My 2013 TEDxWindy City talk was about sharing the blue Auditory-Sequential people and the yellow Visual-Spatial people. And very quickly identifying the very snazzy green person in the middle. 

 

We don't live in a purely Blue World or a purely Yellow World. 

You have got to be the snazzy green person in the middle, who knows how to navigate both worlds.

All kinds of tools.

 

 

The Idea Shapers is built for the snazzy green people, and the yellow folks who are strongly Visual-Spatial

If you're strongly Audtiory-Sequential, my book likely not going to resonate with you. 

If you are super word-based, or very linear, it is probably not your jam.

That is okay.

But I do think there's a whole lot of Yellow Thinkers who struggle with navigating the Blue World. 

It is just not the way they are built. For you, The Idea Shapers is fantastic resource.

If you do think in pictures, are good at spatial relationships, or lean that way, discovering visual thinking can feel like a homecoming. 

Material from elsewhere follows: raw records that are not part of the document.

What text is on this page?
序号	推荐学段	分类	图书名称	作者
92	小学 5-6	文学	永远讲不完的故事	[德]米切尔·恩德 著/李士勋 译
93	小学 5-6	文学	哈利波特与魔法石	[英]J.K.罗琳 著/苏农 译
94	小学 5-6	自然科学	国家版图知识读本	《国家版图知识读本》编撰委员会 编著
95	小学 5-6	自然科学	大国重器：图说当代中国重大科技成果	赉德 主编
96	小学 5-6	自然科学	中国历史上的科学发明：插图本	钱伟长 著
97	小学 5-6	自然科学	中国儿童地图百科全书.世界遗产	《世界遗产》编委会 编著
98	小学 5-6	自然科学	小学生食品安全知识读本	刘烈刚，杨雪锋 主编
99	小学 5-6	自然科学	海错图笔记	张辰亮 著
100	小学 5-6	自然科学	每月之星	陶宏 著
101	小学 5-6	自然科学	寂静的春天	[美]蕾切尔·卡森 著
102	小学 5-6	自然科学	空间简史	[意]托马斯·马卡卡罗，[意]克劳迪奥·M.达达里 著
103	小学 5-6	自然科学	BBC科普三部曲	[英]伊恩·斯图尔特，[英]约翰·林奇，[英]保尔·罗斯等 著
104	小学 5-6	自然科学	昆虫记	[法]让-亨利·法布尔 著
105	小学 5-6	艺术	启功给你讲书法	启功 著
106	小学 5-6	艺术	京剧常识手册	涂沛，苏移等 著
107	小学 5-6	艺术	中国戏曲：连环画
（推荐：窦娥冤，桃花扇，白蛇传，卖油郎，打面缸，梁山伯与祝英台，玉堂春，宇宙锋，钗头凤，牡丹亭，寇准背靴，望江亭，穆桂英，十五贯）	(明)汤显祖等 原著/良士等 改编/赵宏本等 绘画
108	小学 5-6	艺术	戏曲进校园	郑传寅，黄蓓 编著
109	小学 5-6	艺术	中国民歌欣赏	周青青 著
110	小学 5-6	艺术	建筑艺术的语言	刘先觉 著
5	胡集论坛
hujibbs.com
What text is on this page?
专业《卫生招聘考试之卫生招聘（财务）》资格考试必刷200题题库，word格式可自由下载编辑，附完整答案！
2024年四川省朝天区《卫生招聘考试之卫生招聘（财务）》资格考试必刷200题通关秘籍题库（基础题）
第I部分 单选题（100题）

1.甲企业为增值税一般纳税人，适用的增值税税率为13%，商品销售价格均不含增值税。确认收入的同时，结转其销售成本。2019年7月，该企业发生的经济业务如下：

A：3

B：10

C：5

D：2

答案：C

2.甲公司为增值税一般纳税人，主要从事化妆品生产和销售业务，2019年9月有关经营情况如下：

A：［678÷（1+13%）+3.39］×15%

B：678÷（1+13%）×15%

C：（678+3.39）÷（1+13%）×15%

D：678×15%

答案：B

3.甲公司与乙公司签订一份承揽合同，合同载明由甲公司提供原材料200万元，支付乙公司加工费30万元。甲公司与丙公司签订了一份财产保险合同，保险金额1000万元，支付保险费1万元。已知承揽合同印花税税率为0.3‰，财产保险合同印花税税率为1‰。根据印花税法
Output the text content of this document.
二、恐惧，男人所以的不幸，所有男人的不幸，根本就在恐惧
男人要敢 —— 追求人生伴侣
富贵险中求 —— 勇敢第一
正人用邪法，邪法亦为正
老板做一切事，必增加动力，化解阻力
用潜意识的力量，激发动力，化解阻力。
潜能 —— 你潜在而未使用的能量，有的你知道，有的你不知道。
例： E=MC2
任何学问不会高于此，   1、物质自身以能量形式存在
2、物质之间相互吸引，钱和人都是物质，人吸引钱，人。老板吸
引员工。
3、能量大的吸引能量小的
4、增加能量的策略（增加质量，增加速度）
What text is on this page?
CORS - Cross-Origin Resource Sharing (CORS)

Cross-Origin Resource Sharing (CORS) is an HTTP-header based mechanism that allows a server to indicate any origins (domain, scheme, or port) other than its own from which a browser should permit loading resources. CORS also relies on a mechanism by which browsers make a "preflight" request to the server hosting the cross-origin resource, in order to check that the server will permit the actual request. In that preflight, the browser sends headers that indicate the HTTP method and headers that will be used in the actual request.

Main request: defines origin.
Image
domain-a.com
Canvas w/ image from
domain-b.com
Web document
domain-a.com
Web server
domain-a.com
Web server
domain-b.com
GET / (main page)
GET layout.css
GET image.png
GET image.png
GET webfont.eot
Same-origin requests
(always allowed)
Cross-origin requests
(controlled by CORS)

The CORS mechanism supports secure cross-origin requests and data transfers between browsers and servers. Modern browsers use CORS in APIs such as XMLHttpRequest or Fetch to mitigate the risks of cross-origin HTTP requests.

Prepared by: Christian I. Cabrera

Perhaps you are a snazzy green person or an open-minded blue person. For you, The Idea Shapers can be an opportunity to tackle a problem from a new angle. Look at things from a new perspective. Push yourself and say ,"You know what, I'm going to try this on for size and see what I can learn about the problem I'm trying to solve" by picking up paper and pen.

Blue, green, and yellow, I welcome all learners to join me in the land of Visual Thinking.